File 0001-Reexec-using-proc-self-exe.patch of Package podman-for-qemu-user
From 65aa10877cea40990944e4adaffcf6cf1c0fbfbb Mon Sep 17 00:00:00 2001
From: Fabian Vogt <fvogt@suse.de>
Date: Fri, 23 Aug 2024 11:28:42 +0200
Subject: [PATCH] Reexec using /proc/self/exe
In OBS, builds for RISC-V use QEMU userspace emulation. QEMU doesn't
implement some kernel features needed by container runtimes, so it's
necessary to skip most of them by passing --isolation=chroot (to not
use OCI runtimes for building) and --security-opt=seccomp=unconfined
(to disable the use of seccomp for syscall filtering). Those are not
sufficent on their own however:
When using podman's builtin "chroot" isolation method for building,
it uses a double execve of itself to avoid CVE-2019-5736:
The first copies /proc/self/exe into a memfd created with MFD_CLOEXEC,
which is subsequently run with execveat. This is incompatible with
binfmt_misc because at the time the interpreter runs, the FD was
closed (documented in execveat(2)).
Hacking around that by removing CLOEXEC is not enough, because then
the second execve fails: The process that was just executed has
/dev/fd/5 as executable, but a pipe was passed that gets mapped to
FD 5 using dup3(17, 5, 0). When QEMU get the call to execve
/proc/self/exe, it converts it to /dev/fd/5, which is meanwhile a pipe
and not executable, resulting in -EACCESS.
Hacking around that by making sure the executed memfd has a FD number
bigger than 5 works: fd = fcntl(fd, F_DUPFD, 5); fcntl(fd, F_SETFD, 0);
However, this is quite dirty as it's a visible file descriptor leak and
still relies on the application to keep the FD open.
Instead, just disable the isolation by just execve'ing /proc/self/exe
in both parts, bypassing the issue with MFD_CLOEXEC and the closed FD
in one go, in the single place where it's needed. In OBS it's running
in a VM anyway, so isolation isn't needed for security reasons.

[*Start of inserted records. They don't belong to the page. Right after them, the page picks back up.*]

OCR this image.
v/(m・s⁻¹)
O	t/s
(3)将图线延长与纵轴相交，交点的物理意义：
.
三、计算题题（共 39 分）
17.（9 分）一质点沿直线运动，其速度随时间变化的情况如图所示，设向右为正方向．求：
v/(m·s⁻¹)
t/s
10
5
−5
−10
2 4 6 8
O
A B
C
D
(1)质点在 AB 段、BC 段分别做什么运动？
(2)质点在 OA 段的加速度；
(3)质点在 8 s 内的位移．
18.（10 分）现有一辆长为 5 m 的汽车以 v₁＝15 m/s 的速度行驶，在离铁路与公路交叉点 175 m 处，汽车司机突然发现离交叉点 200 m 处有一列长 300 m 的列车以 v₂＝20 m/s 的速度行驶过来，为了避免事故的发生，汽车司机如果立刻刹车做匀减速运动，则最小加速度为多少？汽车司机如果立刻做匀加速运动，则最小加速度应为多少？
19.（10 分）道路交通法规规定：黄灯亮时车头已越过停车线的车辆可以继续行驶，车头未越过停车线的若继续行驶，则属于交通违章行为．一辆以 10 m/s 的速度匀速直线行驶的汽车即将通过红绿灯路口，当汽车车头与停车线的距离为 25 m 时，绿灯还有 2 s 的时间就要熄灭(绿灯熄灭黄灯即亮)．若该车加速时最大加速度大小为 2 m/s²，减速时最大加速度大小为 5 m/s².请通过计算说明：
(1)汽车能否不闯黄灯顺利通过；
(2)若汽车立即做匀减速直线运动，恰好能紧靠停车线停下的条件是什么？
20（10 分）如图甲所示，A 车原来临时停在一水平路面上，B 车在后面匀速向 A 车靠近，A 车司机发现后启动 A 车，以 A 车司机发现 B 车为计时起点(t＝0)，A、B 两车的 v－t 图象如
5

An
additional unsatisfiable package dependency makes sure that it's not
ever installed outside of OBS by accident.
---
.../github.com/containers/storage/pkg/unshare/unshare.c | 9 +--------
1 file changed, 1 insertion(+), 8 deletions(-)
diff --git a/vendor/github.com/containers/storage/pkg/unshare/unshare.c b/vendor/github.com/containers/storage/pkg/unshare/unshare.c
index a2800654f9ea..0951a5f99654 100644
--- a/vendor/github.com/containers/storage/pkg/unshare/unshare.c
+++ b/vendor/github.com/containers/storage/pkg/unshare/unshare.c
@@ -281,14 +281,7 @@ static int containers_reexec(int flags) {
return -1;
}
- if (flags & CLONE_NEWNS)
- fd = try_bindfd();
- if (fd < 0)
- fd = copy_self_proc_exe(argv);
- if (fd < 0)
- return fd;
-
- if (fexecve(fd, argv, environ) == -1) {
+ if (execve("/proc/self/exe", argv, environ) == -1) {
close(fd);
fprintf(stderr, "Error during reexec(...): %m\n");
return -1;
--
2.45.2